The good news is that Songs From The Hard Shoulder is at least as good as Proxy and probably the most fun I've had with a The Tangent record in years; even though I still feel the epics tend to go on for a bit too long for their own good. Also, some more variety and colour in the vocal department wouldn't hurt. Andy used to share singing duties with the likes of Roine Stolt, Jakko Jakszyk and David Longdon, and the depth and dynamics they brought to the table certainly benefited the music.

Funnily enough, one of this album's highlights is the instrumental behemoth The GPS Vultures. It is a spiritual sequel of sorts to A Place In The Queue's GPS Culture, and a very entertaining 17 minutes of ever-shifting moods. It perfects the Doctor Livingstone or The Melting Andalusian Skies formula while showcasing Luke Machin's exquisite six-string delights on the way.

Elsewhere, the two remaining epics cover quite a lot of ground over nearly 38 minutes. The Changes displays the more playful side of things, thanks to its instantly hummable main theme and some seriously tasty use of vintage keyboards. The Lady Tied To The Lamp Post proudly continues The Tangent's healthy tradition of addressing social issues through Tillison's sharp but empathetic wit.

There's been (some really absurd) controversy surrounding this particular song, and whether it is ethical or even morally acceptable to "use" a sensitive subject such as homelessness as a springboard for pop / rock frivolity. I honestly don't see anything wrong with it; quite the opposite in fact, as I believe it's always good news that rock bands (and any popular artist for that matter) pay attention to the "real" world and channel their thoughts and interests through it. As for the song itself, it might remind you of In Earnest, although not as instantly memorable as that 2005 classic. Still, there are plenty of interesting instrumental passages to be savoured in its generous runtime. Again the main theme is memorable in its simple beauty; shame that it outstays its welcome by three to four minutes.

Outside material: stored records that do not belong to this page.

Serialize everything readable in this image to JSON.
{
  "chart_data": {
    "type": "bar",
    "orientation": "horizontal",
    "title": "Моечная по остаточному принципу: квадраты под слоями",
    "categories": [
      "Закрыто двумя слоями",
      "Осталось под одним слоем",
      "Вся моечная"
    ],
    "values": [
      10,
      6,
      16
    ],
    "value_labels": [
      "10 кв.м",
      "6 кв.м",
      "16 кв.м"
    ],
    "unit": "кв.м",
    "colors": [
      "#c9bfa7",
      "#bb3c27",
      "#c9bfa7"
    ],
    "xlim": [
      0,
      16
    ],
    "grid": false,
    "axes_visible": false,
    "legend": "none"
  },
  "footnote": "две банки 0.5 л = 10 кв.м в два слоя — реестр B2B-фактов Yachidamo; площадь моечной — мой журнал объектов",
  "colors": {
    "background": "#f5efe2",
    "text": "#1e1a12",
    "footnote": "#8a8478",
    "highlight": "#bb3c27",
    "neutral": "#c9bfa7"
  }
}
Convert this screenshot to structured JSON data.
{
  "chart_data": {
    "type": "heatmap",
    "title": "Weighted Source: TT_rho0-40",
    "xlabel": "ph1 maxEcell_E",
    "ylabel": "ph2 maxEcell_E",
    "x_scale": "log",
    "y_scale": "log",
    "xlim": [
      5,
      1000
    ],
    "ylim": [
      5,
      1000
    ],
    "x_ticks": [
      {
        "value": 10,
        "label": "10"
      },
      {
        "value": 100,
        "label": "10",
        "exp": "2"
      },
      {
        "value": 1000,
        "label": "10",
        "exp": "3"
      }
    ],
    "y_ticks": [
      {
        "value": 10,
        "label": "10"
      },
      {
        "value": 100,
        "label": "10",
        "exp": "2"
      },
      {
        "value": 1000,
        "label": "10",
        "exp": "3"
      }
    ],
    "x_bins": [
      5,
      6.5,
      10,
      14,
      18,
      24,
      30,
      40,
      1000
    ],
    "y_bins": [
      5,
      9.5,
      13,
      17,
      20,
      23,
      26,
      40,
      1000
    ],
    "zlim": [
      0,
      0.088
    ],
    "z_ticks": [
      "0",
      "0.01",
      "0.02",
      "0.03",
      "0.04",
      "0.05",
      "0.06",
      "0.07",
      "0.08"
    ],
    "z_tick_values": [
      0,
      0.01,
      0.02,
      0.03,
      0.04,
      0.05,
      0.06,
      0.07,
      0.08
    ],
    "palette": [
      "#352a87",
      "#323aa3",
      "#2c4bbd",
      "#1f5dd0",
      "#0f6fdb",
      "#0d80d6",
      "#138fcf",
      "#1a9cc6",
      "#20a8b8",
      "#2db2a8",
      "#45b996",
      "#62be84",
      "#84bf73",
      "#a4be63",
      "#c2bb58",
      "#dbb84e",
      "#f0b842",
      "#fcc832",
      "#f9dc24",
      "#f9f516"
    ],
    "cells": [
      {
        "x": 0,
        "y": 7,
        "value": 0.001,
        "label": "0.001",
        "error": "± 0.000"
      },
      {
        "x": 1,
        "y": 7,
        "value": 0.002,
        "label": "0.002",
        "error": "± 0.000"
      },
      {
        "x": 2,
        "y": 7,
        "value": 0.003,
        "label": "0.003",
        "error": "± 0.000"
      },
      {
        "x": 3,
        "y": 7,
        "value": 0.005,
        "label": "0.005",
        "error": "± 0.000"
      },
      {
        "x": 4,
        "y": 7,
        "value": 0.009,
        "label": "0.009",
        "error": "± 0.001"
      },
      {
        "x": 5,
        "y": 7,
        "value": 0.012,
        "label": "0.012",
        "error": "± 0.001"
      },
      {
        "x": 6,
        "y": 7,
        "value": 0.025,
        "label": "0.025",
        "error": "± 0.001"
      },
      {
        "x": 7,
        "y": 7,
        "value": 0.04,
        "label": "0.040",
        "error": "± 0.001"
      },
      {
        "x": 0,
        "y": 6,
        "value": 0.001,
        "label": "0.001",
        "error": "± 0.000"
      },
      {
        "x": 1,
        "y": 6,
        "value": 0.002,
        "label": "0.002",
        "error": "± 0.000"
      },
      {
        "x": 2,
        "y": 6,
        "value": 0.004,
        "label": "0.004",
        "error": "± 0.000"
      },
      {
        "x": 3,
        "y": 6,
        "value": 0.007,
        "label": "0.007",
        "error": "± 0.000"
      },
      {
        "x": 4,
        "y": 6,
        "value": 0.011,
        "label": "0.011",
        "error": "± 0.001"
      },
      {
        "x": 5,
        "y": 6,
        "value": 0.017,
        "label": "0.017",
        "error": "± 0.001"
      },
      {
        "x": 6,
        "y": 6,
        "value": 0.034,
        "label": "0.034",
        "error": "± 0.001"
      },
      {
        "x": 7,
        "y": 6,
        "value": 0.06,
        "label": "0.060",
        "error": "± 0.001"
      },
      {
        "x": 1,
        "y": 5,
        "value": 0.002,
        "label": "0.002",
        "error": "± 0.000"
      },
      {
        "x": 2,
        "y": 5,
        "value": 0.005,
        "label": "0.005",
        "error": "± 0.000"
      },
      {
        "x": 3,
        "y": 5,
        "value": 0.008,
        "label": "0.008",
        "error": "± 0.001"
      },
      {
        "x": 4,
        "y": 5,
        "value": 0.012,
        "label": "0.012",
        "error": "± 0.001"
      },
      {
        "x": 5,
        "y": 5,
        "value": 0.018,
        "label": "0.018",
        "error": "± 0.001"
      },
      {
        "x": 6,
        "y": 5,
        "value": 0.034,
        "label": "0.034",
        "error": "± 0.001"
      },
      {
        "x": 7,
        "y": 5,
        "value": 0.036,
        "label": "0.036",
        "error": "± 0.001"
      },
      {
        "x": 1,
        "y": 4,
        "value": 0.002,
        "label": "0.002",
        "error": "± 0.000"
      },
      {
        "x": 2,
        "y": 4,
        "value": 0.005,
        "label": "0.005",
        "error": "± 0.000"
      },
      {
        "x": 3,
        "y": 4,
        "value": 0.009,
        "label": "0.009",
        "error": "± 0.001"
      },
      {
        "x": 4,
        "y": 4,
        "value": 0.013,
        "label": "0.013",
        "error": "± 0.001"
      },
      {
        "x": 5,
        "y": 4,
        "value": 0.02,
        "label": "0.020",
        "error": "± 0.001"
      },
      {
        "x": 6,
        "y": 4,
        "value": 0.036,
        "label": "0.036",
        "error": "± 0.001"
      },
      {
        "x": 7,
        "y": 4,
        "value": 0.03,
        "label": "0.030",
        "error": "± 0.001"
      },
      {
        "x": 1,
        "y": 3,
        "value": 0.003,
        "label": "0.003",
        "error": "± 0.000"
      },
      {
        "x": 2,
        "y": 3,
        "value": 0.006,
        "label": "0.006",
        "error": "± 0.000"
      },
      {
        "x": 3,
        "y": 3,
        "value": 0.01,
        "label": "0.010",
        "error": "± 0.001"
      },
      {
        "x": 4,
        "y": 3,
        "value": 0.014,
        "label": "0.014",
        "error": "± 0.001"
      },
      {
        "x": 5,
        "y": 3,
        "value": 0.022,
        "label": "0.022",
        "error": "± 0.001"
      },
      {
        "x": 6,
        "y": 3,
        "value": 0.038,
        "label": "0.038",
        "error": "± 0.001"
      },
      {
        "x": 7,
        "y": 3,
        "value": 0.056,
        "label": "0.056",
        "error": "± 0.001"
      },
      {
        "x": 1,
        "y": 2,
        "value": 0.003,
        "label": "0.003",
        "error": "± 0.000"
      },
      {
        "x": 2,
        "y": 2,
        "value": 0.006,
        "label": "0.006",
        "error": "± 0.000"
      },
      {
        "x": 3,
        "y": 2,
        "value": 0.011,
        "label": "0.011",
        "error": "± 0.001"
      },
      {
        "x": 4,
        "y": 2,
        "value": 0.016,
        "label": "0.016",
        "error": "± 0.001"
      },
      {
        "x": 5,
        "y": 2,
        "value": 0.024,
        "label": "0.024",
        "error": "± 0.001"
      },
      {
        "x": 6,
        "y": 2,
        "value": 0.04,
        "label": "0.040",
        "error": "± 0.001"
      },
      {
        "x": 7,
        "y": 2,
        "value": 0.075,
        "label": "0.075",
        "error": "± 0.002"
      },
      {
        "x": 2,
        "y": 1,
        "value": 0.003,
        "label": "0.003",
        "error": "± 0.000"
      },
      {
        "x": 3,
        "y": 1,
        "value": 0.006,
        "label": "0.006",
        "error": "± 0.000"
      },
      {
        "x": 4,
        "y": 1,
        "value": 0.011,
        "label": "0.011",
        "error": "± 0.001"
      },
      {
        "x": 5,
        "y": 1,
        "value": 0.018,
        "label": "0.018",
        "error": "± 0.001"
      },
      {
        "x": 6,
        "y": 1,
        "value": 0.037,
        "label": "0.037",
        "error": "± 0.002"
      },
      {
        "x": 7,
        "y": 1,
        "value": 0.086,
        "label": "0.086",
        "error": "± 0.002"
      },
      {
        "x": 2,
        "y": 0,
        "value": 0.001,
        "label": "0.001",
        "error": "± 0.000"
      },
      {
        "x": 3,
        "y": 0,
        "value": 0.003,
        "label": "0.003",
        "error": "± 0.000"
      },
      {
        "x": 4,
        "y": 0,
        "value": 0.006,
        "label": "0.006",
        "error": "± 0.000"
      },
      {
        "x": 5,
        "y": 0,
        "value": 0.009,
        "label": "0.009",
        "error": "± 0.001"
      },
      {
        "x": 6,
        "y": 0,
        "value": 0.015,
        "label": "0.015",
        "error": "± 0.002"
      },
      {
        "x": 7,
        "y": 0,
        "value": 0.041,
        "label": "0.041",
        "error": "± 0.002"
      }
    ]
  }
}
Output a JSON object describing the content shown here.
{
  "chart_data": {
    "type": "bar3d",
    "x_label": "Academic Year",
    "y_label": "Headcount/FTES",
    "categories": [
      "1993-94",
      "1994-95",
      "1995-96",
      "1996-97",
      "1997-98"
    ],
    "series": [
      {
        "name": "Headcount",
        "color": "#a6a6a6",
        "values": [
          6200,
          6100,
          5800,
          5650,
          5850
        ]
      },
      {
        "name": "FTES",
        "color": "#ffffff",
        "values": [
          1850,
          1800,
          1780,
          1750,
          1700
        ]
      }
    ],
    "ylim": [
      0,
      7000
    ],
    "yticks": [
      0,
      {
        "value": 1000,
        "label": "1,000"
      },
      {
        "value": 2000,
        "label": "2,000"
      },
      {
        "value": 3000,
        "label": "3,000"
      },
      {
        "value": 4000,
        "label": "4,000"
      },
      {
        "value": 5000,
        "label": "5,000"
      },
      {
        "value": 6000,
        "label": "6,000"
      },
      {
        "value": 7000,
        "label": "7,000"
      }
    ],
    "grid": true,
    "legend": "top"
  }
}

Two more The Tangent traditions await the listener before bringing the curtain down. Firstly, and perhaps to balance the uber-progginess of it all, there's Wasted Soul, a punchy, funky four-minute rocker à la Life On Hold or Tower Of Babel. Then, for those who get the digipak edition, we have a nice bonus in the shape of UK's In The Dead Of Night, which somehow manages to remain faithful to the original piece but at the same time adds some Tangentisms, reaching a quite satisfying 16 minutes of prog bliss.

So, to (mis)quote the band, this is a few steps down the right road. When we get a new The Tangent masterpiece might now be only a matter of time; and I, for one, am glad I just said that.